As the Community Foundation of the Central Blue Ridge celebrates the 10th anniversary of its Youth Philanthropy Council (YPC), it is pleased to announce the availability of $25,000 in competitive grant funding for organizations serving local youth in Staunton, Augusta County, and Waynesboro (S.A.W.).
The Community Foundation, celebrating its 25th anniversary this year, established its YPC in 2008 in an effort to provide opportunities for local youth to gain leadership, consensus building, philanthropic, and decision-making skills, while making a difference for their peers in their communities.

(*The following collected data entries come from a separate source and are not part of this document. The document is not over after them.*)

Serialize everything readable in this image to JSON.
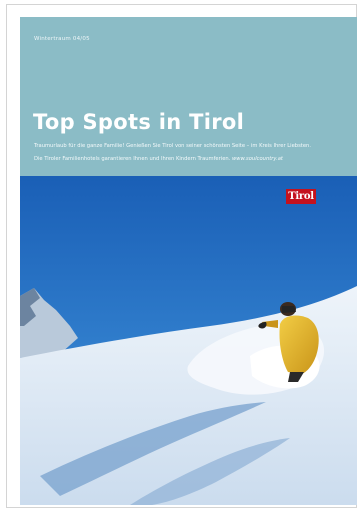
{
  "brochure": {
    "edition": "Wintertraum 04/05",
    "title": "Top Spots in Tirol",
    "intro_line1": "Traumurlaub für die ganze Familie! Genießen Sie Tirol von seiner schönsten Seite – im Kreis Ihrer Liebsten.",
    "intro_line2": "Die Tiroler Familienhotels garantieren Ihnen und Ihren Kindern Traumferien.",
    "url": "www.soulcountry.at"
  },
  "logo": {
    "text": "Tirol",
    "color": "#c4121e"
  },
  "colors": {
    "header_band": "#8bbcc6",
    "sky": "#1e63ba",
    "snow": "#dfe9f4",
    "jacket": "#e3b62a"
  }
}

The YPC program began with 8 students in 2008. Today, YPC is comprised of 22 high school sophomores, juniors and seniors from the public and private high schools in S.A.W. The objectives of YPC are to: (1) promote youth development and community leadership through experiences of philanthropy; (2) encourage and support local youth initiatives; and (3) engage youth and adults in partnership through giving and serving our communities.
Since its inception, YPC has distributed $115,000 through 39 grants to 17 different organizations. Given the unique characteristics of the Highland County community, the Community Foundation also provided funds for the establishment of a Highland County Youth Philanthropy Council in 2015. This year those students will award $10,000 in grants to nonprofit organizations that either serve Highland County or are planning on expanding services into Highland County. The Highland YPC will announce the availability of funding in December.
The focus of this year’s YPC meetings is to dive deeper into their development as philanthropic youth leaders and broaden their understanding of needs in the community. As part of that process, they invited community leaders to participate on a Panel on Youth: Issues Affecting Youth in Our Communities for their October meeting. Engaging with panelists Sergeant Brian Edwards, Waynesboro Police Department; Michael Neilson, Juvenile Probation/Parole Officer; and Professor of Sociology at Mary Baldwin University, Mary Clay Thomas, allowed them to strategically define the priority for their 2017-2018 grants.
Specifically, YPC aims to direct their grants to programs that benefit local youth and their support systems. This includes, but is not limited to, adult and peer mentoring programs, structured out-of-school programs, mental and physical counseling services, family intervention and parenting skills support, and legal advocacy.
In November, YPC invited Kelly Burdich, Director of Development at the American Shakespeare Center, to review their grant application and guide the students on how to ask questions in ways that will give them the information they need to evaluate each application and make effective grant decisions.
To aid them in their evaluation and decision-making process, YPC has asked Rick Moyers, a local consultant and former Vice President for Programs and Communications at the Eugene and Agnes E. Meyer Foundation in Washington, D.C., to speak about his experience in grant-making and how they could, individually and as a group, effectively evaluate grants that address their priority.
YPC members will review each completed application and select finalists for interviews. Executive Directors and other leaders from those nonprofits will meet with YPC and answer questions regarding their grant application. Finally, in March 2018, YPC will select the grant recipients and determine how best to allocate $25,000.
The Youth Philanthropy Council is looking forward to receiving grant applications, which can be found on the Community Foundation’s website (www.cfcbr.org), through January 5, 2018.